I have been in touch with Burstner about the weight and it looks as though it cannot be upgraded but what has come out is they fitted the wrong plate to the inside of the van which shows a higher weight than the plate under the bonnet. they are sending a replacement plate now.

Andy


----------



## fdhadi (May 9, 2005)

Gosh Andy,

You have a 1250kg payload, whats been fitted???


----------



## inkey-2008 (May 24, 2008)

Hi fdhadi

It has an on board genney air con, sat dish, two large batteries and I mean large, victron inverter/charger and I have put on a bike rack for our scooter that wont fit in the garage with out letting down the tires and removing the mirrors etc.under slung gas tank and two gas bottles in the locker which are empty. I had it weighed the other day with out taking out a lot of our bits as they would stay on the van no matter what and it came up at 4740kg so looks like the wife will have to go on a diet, and the dog to the vets. I emailed the previous owner who had the van from new and had the stuff fitted he was told the van should weigh 3750kg ex works and the extras were calculated with the weights given by the different suppliers which should have left a good payload for the personal bits and bobs somewhere the calculations have gone adrift so I looks like we will have to have a rethink and get rid of the genny and batteries get a smaller victron inverter.That should save alot.
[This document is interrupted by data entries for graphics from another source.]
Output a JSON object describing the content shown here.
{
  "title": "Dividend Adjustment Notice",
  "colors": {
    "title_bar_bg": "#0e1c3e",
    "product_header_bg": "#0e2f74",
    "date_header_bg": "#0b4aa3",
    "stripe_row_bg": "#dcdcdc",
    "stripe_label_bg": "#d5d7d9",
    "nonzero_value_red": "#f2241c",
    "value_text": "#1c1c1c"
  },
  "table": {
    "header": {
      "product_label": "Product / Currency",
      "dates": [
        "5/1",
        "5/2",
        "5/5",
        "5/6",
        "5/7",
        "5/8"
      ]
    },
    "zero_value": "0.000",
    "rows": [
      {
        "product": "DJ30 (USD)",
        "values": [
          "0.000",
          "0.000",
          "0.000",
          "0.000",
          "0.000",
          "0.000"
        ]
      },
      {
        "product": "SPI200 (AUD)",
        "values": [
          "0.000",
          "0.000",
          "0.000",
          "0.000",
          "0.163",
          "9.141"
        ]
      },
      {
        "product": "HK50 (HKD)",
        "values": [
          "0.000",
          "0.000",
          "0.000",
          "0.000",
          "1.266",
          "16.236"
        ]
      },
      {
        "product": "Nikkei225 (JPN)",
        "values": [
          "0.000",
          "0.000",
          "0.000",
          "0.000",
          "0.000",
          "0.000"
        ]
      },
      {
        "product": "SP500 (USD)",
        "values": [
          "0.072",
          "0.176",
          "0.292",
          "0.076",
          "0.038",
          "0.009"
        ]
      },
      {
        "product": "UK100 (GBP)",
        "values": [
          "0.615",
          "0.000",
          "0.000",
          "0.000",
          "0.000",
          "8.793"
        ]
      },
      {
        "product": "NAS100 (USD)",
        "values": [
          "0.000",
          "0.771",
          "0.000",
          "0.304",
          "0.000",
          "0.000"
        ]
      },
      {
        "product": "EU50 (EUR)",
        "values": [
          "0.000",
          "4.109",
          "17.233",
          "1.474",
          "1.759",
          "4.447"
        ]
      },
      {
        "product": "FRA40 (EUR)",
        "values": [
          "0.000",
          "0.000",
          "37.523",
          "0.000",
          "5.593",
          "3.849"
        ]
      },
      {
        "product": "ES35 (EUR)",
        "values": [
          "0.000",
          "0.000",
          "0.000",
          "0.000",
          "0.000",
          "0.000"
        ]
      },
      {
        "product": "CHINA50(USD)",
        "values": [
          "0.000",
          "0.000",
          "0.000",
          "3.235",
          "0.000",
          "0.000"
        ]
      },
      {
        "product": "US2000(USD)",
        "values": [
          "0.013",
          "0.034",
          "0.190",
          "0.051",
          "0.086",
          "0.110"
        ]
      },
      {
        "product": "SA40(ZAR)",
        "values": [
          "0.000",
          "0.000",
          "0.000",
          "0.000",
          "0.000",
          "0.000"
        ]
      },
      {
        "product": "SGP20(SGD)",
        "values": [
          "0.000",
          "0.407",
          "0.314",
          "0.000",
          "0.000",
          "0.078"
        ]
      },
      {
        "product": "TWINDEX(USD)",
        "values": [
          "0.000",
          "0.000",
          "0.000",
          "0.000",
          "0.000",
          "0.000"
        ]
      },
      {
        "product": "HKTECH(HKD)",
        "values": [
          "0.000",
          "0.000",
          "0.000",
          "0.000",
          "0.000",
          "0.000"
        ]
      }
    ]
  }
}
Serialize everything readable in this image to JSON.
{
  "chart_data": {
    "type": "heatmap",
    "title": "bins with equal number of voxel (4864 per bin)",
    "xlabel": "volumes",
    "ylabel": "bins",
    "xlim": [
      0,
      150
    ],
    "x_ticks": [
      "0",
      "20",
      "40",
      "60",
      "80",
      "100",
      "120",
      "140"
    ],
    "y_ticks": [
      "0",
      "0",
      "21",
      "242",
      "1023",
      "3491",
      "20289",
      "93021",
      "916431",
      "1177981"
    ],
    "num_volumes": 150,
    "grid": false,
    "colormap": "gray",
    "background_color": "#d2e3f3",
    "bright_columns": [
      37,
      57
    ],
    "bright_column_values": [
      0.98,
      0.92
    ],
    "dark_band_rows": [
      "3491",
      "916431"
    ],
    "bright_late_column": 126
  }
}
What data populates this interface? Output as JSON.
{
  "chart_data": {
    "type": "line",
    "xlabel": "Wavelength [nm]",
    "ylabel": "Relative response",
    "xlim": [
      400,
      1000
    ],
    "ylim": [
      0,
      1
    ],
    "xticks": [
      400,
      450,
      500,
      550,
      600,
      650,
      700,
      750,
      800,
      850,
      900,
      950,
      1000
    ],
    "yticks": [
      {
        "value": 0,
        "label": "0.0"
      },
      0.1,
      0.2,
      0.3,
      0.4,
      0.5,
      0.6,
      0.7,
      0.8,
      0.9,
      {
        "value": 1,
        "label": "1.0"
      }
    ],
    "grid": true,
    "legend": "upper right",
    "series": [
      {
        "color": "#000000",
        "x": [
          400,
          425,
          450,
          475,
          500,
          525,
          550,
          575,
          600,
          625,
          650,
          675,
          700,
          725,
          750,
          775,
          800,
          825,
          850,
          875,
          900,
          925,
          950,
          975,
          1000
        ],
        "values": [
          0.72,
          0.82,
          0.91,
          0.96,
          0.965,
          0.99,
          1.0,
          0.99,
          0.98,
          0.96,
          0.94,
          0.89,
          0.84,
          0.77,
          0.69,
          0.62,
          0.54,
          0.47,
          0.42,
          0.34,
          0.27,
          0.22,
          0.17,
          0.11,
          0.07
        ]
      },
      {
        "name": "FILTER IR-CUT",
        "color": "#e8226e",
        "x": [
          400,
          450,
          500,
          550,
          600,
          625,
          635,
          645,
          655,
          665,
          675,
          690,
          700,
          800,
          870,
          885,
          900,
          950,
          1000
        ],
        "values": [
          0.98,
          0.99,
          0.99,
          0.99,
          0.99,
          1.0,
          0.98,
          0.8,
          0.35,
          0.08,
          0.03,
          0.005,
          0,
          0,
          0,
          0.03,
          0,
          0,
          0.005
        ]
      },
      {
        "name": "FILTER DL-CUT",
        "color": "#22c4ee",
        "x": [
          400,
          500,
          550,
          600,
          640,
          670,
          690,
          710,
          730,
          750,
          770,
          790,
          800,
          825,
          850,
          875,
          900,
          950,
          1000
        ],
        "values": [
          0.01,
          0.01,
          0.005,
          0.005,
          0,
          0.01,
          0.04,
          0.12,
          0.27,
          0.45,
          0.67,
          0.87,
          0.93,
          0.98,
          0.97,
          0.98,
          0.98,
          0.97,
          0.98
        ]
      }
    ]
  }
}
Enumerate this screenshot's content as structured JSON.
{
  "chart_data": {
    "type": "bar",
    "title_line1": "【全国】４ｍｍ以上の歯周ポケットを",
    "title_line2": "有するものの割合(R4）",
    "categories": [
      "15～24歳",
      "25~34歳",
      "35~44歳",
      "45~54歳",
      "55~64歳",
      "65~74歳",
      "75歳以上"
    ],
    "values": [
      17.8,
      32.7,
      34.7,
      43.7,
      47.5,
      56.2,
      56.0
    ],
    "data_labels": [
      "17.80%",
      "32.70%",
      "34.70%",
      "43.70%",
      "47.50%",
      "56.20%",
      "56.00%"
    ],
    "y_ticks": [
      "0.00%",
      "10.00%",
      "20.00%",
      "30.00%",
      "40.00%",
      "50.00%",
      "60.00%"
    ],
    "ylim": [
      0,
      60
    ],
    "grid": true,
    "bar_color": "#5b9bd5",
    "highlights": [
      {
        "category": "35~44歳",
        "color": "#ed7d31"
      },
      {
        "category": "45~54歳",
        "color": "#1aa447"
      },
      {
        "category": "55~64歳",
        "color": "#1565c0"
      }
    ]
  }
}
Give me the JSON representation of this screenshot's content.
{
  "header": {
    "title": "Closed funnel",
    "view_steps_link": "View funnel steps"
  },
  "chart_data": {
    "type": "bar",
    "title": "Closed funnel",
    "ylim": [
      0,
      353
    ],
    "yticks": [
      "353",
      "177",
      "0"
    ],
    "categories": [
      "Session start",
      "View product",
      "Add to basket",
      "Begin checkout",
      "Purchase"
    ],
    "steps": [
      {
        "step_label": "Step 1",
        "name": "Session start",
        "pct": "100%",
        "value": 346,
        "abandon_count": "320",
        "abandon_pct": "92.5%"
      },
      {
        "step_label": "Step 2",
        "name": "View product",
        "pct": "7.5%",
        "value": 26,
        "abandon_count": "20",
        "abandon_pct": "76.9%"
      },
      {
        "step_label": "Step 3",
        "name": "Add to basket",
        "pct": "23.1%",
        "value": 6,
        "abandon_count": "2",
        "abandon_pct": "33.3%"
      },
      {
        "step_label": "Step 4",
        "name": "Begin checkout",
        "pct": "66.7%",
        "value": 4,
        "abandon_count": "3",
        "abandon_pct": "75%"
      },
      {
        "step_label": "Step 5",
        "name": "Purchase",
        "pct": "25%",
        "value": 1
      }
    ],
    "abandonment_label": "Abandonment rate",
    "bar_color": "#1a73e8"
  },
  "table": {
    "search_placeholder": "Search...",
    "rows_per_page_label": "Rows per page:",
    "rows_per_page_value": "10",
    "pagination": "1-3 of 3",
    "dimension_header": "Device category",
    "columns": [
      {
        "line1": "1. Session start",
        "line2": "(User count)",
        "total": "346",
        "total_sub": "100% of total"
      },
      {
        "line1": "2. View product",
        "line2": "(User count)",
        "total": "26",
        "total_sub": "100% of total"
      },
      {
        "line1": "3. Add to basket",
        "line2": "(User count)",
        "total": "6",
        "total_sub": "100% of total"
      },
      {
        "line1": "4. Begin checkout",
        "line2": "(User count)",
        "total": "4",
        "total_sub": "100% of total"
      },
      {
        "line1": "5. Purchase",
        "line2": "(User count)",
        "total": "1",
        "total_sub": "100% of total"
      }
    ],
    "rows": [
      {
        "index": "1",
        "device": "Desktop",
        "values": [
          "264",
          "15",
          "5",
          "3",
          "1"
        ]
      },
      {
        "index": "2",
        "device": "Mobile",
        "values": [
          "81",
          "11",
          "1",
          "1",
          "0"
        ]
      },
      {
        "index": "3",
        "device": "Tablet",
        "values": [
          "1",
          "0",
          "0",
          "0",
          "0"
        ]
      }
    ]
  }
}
Andy


----------



## teensvan (May 9, 2005)

Hi.

We had our 748 weighed last may and was gobsmacked how much we put into it and how much payload we had used. Dumped out a lot of junk. We still travel with no water most of the time to keep weight down.

steve & ann. ------------- teensvan


----------



## sideways (Jun 2, 2008)

Try Sv tech To see if they can uprate you


----------